After Utrecht, another Dutch town is joining the basic income social experiment to see whether receiving an unconditional sum of money each month will make society more productive or slacking.
The second city in Holland to join the experiment is Tilburg, a city numbering 200,000 inhabitants found near the border with Belgium. For now, however, only 250 people will participate in the pilot program which will see each person receiving a monthly check ranging from €900 ($1,000) to €1,300 ($1,450). It’s important to note that each participant is currently on welfare, but by being included in this program the previous welfare conditions don’t apply anymore. This means no meetings, no paperwork, no job hunting. Free cash each month, no strings attached.
Why would a government do this? Well, working just to support yourself is definitely not good for you, as a person, nor for society. A bad job is worse for your mental health than unemployment, and an unsatisfied employee is unproductive to a company and society. So, instead of flipping burgers to support yourself on minimal wage, you could stay home or go back to school, learn a new skill – something you can really be good at – then get back to work. Or you can just stay at home, cash in and exploit the system. This latter scenario is what gets most people to criticize the basic income initiative, which is why pilot programs like these in Utrecht or Tilburg are very important to follow. The aim is: will this make the city more productive or will it backfire?
So far, there are reasons to believe the basic income works. A program ran in Ojivero-Omitara from January 2008 to December 2009 by the Namibia BIG Coalition found decrease in poverty, an increase in economic activity, reduced crime, reduced child malnutrition and increased school attendance as well as other positive effects after basic income was introduced. Two pilot programs launched in India (2010) resulted in an “increase in economic activity as well as an increase in savings, an improvement in housing and sanitation, improved nutrition, less food poverty, improved health and schooling, greater inclusion of the disabled in society and a lack of frivolous spending.”

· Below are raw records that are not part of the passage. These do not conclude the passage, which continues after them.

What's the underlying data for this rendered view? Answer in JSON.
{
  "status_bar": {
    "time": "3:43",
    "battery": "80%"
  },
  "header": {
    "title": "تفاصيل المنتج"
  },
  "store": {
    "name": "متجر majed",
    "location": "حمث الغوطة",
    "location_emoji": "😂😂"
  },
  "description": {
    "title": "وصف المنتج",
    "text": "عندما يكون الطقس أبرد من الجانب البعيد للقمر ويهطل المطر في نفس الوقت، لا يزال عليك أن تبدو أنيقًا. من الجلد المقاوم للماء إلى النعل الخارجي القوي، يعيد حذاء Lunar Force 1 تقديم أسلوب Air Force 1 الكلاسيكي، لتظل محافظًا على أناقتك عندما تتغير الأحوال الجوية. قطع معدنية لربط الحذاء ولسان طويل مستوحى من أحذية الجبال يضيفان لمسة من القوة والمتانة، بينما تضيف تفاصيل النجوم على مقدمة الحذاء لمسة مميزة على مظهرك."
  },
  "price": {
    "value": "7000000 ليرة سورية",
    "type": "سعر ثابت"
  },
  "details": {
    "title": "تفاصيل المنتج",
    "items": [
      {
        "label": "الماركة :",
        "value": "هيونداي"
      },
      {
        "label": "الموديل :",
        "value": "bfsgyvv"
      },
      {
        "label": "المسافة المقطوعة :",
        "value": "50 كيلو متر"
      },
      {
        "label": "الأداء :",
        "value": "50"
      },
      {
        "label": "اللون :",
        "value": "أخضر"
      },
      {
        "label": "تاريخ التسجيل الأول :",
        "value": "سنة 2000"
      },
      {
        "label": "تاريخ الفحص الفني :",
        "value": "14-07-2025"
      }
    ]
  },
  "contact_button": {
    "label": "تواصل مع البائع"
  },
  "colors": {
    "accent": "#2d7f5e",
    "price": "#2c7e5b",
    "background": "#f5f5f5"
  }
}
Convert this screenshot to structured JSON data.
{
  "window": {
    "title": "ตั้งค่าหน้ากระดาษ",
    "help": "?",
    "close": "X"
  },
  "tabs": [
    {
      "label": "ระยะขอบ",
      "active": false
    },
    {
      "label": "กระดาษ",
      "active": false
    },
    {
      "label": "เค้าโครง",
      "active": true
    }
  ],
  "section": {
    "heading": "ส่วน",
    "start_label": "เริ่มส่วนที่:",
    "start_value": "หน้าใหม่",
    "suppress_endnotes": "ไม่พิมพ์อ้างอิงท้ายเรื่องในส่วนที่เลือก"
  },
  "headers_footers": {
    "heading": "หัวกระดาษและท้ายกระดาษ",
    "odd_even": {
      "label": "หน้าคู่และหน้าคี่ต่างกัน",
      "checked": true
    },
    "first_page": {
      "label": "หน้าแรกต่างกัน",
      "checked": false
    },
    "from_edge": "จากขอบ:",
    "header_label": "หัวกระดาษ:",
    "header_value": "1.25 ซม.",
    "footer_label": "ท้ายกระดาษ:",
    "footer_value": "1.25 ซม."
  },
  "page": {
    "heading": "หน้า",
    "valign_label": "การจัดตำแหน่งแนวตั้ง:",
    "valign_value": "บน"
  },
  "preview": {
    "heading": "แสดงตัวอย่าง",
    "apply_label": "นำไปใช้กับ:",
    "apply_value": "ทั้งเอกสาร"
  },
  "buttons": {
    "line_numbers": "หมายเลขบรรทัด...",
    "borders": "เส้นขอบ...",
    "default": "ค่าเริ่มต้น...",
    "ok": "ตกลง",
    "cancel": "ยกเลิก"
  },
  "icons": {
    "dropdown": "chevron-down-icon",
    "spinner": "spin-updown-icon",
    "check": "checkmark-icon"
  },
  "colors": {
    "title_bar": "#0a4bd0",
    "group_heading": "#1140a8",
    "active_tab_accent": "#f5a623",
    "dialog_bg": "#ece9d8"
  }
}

As early as 1795, American revolutionary Thomas Paine called for a Citizen’s Dividend to all U.S. citizens for “loss of his or her natural inheritance, by the introduction of the system of landed property.” Napoleon Bonaparte echoed this liberal idea, being quoted as saying”man is entitled by birthright to a share of the Earth’s produce sufficient to fill the needs of his existence.” Today, there are some places where this has been applied – sharing dividends with the citizens. For instance, in Alaska, each citizen receives roughly $1,200 annually as a rightful share of the profit made from oil in the state. Far too little to live on, unfortunately.
The simple fact is that not all people have to work. Sure, most people work because they have to survive, but if working just for the sake of buying groceries and paying rent is put out of the equation what kind of progress could society see? It’s a highly interesting prospect, and yes I believe it could actually work. Moreover, a couple of decades from now it will have to work. As more and more tasks and skillsets become automated, as many as half of all current jobs will disappear in the coming decades. Many will get new jobs – jobs that don’t exist yet, not at a mainstream level at least – but most won’t have the time to re-purpose their skill set. In a recent interview, this is what Edward Snowden thought of this particular issue:
“As a technologist, I see the trends, and I see that automation inevitably is going to mean fewer and fewer jobs. And if we do not find a way to provide a basic income for people who have no work, or no meaningful work, we’re going to have social unrest that could get people killed. When we have increasing production—year after year after year—some of that needs to be reinvested in society. It doesn’t need to be consistently concentrated in these venture-capital funds and things like that.”
But until our robot overloads take over, who’s going to flip burgers, serve meals, drive the school bus and so on if everybody has a basic income? Well, people will still want to get a job because: a) contrary to what most would think (hey, even you), people actually get bored and want careers and b) the basic income will be designed to cover your minimal expenses; if you want to party each weekend, travel or buy gadgets you’ll still have to find a job. It’s just that, with a basic income you don’t have to stress that you’ll end up on the streets or that you don’t have anything to put on the table for your kinds the next day. Poverty hurts.
In all event, it will be very interesting to follow events in Holland. Soon, the cities of Groningen, Maastricht, Gouda, Enschede, Nijmegen and Wageningen might also join.